Wichtig ist den Verantwortlichen im Ostalbkreis die Feststellung, dass Alkoholprävention nicht isoliert durchgeführt wird, sondern in einem engen inhaltlichen Zusammenhang mit den sonstigen Maßnahmen zur Suchtprävention steht. Auch wurde immer Wert darauf gelegt, diese zusätzlichen Projekte zur Alkoholprävention regelmäßig wiederkehrend durchzuführen bzw. gleich zu Beginn langfristig anzulegen. Dies kann für die vergangenen (jetzt schon:) Jahrzehnte festgestellt werden. Im Folgenden werden die Einzelprojekte vorgestellt, die – ergänzend zu den primär- und sekundärpräventiven Konzepten – speziell für die Alkoholprävention entwickelt und gemeinsam mit den Partnern auf kommunaler Ebene umgesetzt wurden.
1. Alkoholfrei billiger
Bereits in den 1980er Jahren nahm sich der Arbeitskreis Suchtprophylaxe im Ostalbkreis (Gründungsjahr: 1984) unter Federführung der Landkreisverwaltung dem Aufgabenbereich Alkoholprävention an. Als eine der wesentlichen Problemstellungen, die auch von den in der Regel Ehrenamtlichen des Arbeitskreises angegangen werden können, war seinerzeit die Preisgestaltung in öffentlichen Gaststätten gesehen worden. In aller Regel waren alkoholische Getränke - und darunter wieder Bier - im Liter-Vergleich die deutlich am billigsten angebotenen. Dies legte die Schlussfolgerung nahe, dass Kinder und Jugendliche bei Aufenthalt in öffentlichen Gaststätten allein schon aus finanziellen Gründen zum Konsum alkoholischer Getränke veranlasst werden können. Aufgrund fehlender rechtlicher Eingriffsmöglichkeiten wurde deshalb versucht, durch eine möglichst zugkräftige Kampagne möglichst viele Gaststättenbetreiber dazu zu bewegen, auf freiwilliger Basis alkoholfreie Getränke billiger als Alkoholikas anzubieten. Gaststättenbetreiber, die sich an diesem Projekt beteiligten, sollten durch die öffentliche Nennung in Presseartikeln sowie die Verleihung einer Plakette "Alkoholfrei billiger" entsprechend ausgezeichnet werden.

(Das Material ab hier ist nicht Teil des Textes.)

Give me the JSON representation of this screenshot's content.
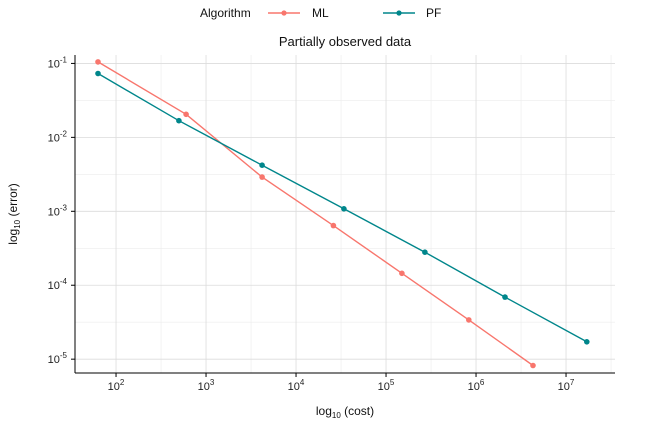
{
  "chart_data": {
    "type": "line",
    "title": "Partially observed data",
    "xlabel": {
      "prefix": "log",
      "sub": "10",
      "suffix": " (cost)"
    },
    "ylabel": {
      "prefix": "log",
      "sub": "10",
      "suffix": " (error)"
    },
    "x_scale": "log",
    "y_scale": "log",
    "xlim": [
      35,
      35000000
    ],
    "ylim": [
      6.5e-06,
      0.13
    ],
    "x_ticks": [
      {
        "value": 100,
        "base": "10",
        "exp": "2"
      },
      {
        "value": 1000,
        "base": "10",
        "exp": "3"
      },
      {
        "value": 10000,
        "base": "10",
        "exp": "4"
      },
      {
        "value": 100000,
        "base": "10",
        "exp": "5"
      },
      {
        "value": 1000000,
        "base": "10",
        "exp": "6"
      },
      {
        "value": 10000000,
        "base": "10",
        "exp": "7"
      }
    ],
    "y_ticks": [
      {
        "value": 0.1,
        "base": "10",
        "exp": "-1"
      },
      {
        "value": 0.01,
        "base": "10",
        "exp": "-2"
      },
      {
        "value": 0.001,
        "base": "10",
        "exp": "-3"
      },
      {
        "value": 0.0001,
        "base": "10",
        "exp": "-4"
      },
      {
        "value": 1e-05,
        "base": "10",
        "exp": "-5"
      }
    ],
    "grid": true,
    "legend": {
      "title": "Algorithm",
      "position": "top"
    },
    "series": [
      {
        "name": "ML",
        "color": "#f8766d",
        "x": [
          63,
          600,
          4200,
          26000,
          150000,
          830000,
          4300000
        ],
        "y": [
          0.105,
          0.0205,
          0.0029,
          0.00064,
          0.000145,
          3.4e-05,
          8.2e-06
        ]
      },
      {
        "name": "PF",
        "color": "#00868b",
        "x": [
          63,
          500,
          4200,
          34000,
          270000,
          2100000,
          17000000
        ],
        "y": [
          0.073,
          0.0168,
          0.0042,
          0.00108,
          0.00028,
          6.9e-05,
          1.72e-05
        ]
      }
    ]
  }
}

Im Verlauf des Projektes wurden ca. 1.300 Gaststätten von der Kreisverwaltung angeschrieben und um Mitarbeit gebeten. Sie sollten dem Landratsamt rückmelden, ob und – wenn ja – welches Getränk billiger als das billigste alkoholische angeboten wird. Die Zusendung einer Kopie der Getränkekarte diente hierfür als Beleg.
Das Projekt wurde vom Arbeitskreis Suchtprophylaxe im 2-jährigen Rhythmus bis einschließlich 1992 regelmäßig durchgeführt. Die Beteiligungsquote lag durchschnittlich bei (anfänglich) 10 bis 7 Prozent. An diesem Projekt war die geringe Beteiligung gewerblicher Anbieter (Gaststätten, Bars, Cafes) sehr auffallend. Große Resonanz dagegen erfuhr es bei Vereinsgaststätten und Jugendhäusern. Die mangelnde Bereitschaft gewerblicher Unternehmer wurde von diesen überwiegend damit begründet, dass die Pachtverträge in der Regel mit Brauereien abgeschlossen und diese sowohl eine klare Preisregelung als auch Mindestabnahmemengen an Bier vorsehen würden.
Die Verantwortlichen bewerteten die Effekte des Projekts trotzdem als durchweg positiv: Zum einen konnte das Thema "Jugend und Alkoholkonsum" über einen längeren Zeitraum in der breiten Öffentlichkeit diskutiert werden. Zum anderen wurde insbesondere in Vereinen schon sehr früh die Notwendigkeit eines umfassenden Jugendschutzes erkannt und – zumindest in dieser Form – auch umgesetzt.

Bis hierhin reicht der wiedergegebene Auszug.